1) Para ser aceptado, un testimonio sobre milagros debería reunir: número suficiente de testigos, dotados de buen sentido, educación, conocimientos, integridad, crédito y reputación suficientes como para tener algo que perder si su testimonio resulta desmentido. Y lo testimoniado debe ser un hecho público, realizado en una parte conocida del mundo. No se encuentra nada así en la historia, según Hume.

2) Es argumento contrario al milagro la tendencia humana a creer en lo maravilloso, aunque más no sea para luego gozar de la admiración de los demás cuando se lo relate a su vez. Según Hume, el espíritu religioso, que él emparenta fuertemente con el fanatismo, fomenta siempre esta tendencia, sin miramientos por la verdad.

3) Las narraciones milagrosas abundan en naciones bárbaras e ignorantes, y si se encuentran en naciones civilizadas e ilustradas, éstas las han recibido de las bárbaras e ignorantes. Hume pregunta "¿porqué no ocurren hoy los milagros?" y se responde que hoy no se narran milagros porque la nuestra es una época más ilustrada que las anteriores. A esos efectos cita el relato de Lucano sobre el impostor Alejandro, que sedujo a gran cantidad de "fieles" en las regiones bárbaras del Imperio Romano.

4) Por último, dice Hume que los milagros de las distintas religiones se destruyen entre sí, puesto que no pueden ser todos verdaderos, al no poder ser verdaderas todas las religiones, y estar el milagro ordenado a "señalar", por así decir, la religión verdadera. Luego, cada milagro tiene en contra suyo, no solamente lo inusual de su carácter, sino todos los milagros de las otras religiones.

Hume termina diciendo que si todos los historiadores ingleses estuviesen concordes en decir que la reina Isabel murió el 1 de Enero de 1600, que antes , durante y después de su muerte estuvo rodeada de todos los médicos y miembros de la corte, que su sucesor fue proclamado por el Parlamento según todas las exigencias legales, y que al mes la reina apareció viva nuevamente y gobernó después por 3 años, él no creería que realmente estuvo muerta, sino que pensaría que hay alguna explicación natural del error en que cayeron sus contemporáneos acerca de su muerte.

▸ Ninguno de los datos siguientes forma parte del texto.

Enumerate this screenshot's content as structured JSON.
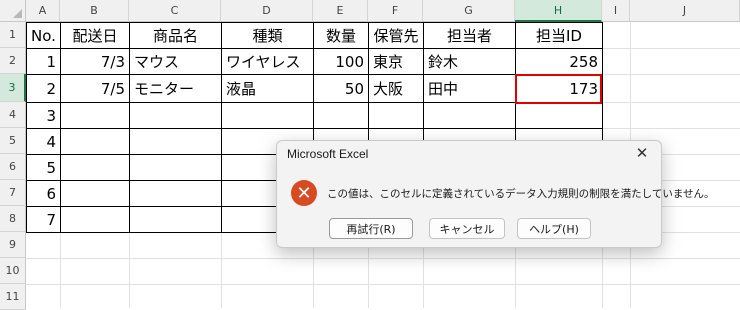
{
  "columns": [
    "A",
    "B",
    "C",
    "D",
    "E",
    "F",
    "G",
    "H",
    "I",
    "J"
  ],
  "rows": [
    "1",
    "2",
    "3",
    "4",
    "5",
    "6",
    "7",
    "8",
    "9",
    "10",
    "11"
  ],
  "table": {
    "headers": [
      "No.",
      "配送日",
      "商品名",
      "種類",
      "数量",
      "保管先",
      "担当者",
      "担当ID"
    ],
    "rows": [
      [
        "1",
        "7/3",
        "マウス",
        "ワイヤレス",
        "100",
        "東京",
        "鈴木",
        "258"
      ],
      [
        "2",
        "7/5",
        "モニター",
        "液晶",
        "50",
        "大阪",
        "田中",
        "173"
      ],
      [
        "3",
        "",
        "",
        "",
        "",
        "",
        "",
        ""
      ],
      [
        "4",
        "",
        "",
        "",
        "",
        "",
        "",
        ""
      ],
      [
        "5",
        "",
        "",
        "",
        "",
        "",
        "",
        ""
      ],
      [
        "6",
        "",
        "",
        "",
        "",
        "",
        "",
        ""
      ],
      [
        "7",
        "",
        "",
        "",
        "",
        "",
        "",
        ""
      ]
    ]
  },
  "selected_column": "H",
  "selected_row": "3",
  "dialog": {
    "title": "Microsoft Excel",
    "close_label": "✕",
    "icon": "error-icon",
    "icon_glyph": "✕",
    "message": "この値は、このセルに定義されているデータ入力規則の制限を満たしていません。",
    "buttons": [
      "再試行(R)",
      "キャンセル",
      "ヘルプ(H)"
    ]
  },
  "colors": {
    "error_accent": "#d84a21",
    "active_border": "#e00000",
    "selected_header": "#217346"
  }
}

SEGUNDA PARTE - ANÁLISIS CRÍTICO.

A) Análisis del argumento principal de Hume, expuesto en la Parte I de la Sección 10 del "Enquiry".

C.S. Lewis, en su libro Los milagros, (Ed. Encuentro, Madrid, 1991, versión española de la obra Miracles, de 1947) dice :

"Por supuesto tenemos que concidir con Hume en que si se da absoluta "experiencia uniforme" contra los milagros, si, en otras palabras, los milagros nunca han ocurrido, bueno, pues entonces no han ocurrido. Desgraciadamente, sólo conoceremos que la experiencia contra ellos es uniforme si conocemos que todos los testimonios en favor de los milagros son falsos. Y podemos conocer que todos los testimonios a favor de los milagros son falsos sólo si ya conocemos que los milagros nunca han ocurrido. En realidad, estamos arguyendo en círculo." (p. 166).

En efecto, lo que Hume nos dice es que cada vez que alguien nos cuenta que ha presenciado un milagro, debemos recordar que los milagros nunca han existido. Pero si para ello nos colocamos al comienzo de la historia humana, aún no podemos saber si los milagros son probables o no, o sea, si son constantes o no a lo largo de la experiencia humana. Y si nos colocamos en el día de hoy, ¿cómo hemos decidido ya que todas las narraciones anteriores de milagros son falsas?

Hume podría replicar, parece, que es la noción misma de "milagro" la que nos impone excluirlo del curso uniforme de la naturaleza. El argumento de Hume es que si el milagro no va contra el curso uniforme de la naturaleza, no va contra las leyes naturales, y entonces, no es milagro.

"Nada se estima que sea un milagro si ocurre dentro del curso normal de la naturaleza (...) Ha de haber, por tanto, una experiencia uniforme contra todo hecho milagroso, pues, de lo contrario, tal acontecimiento no merecería ese nombre" (op. cit.).

Ahora bien, es cierto que las leyes naturales establecen el curso uniforme de la naturaleza, pero precisamente se trata del curso uniforme y natural de los acontecimientos, que es justamente el que es interrumpido por el milagro.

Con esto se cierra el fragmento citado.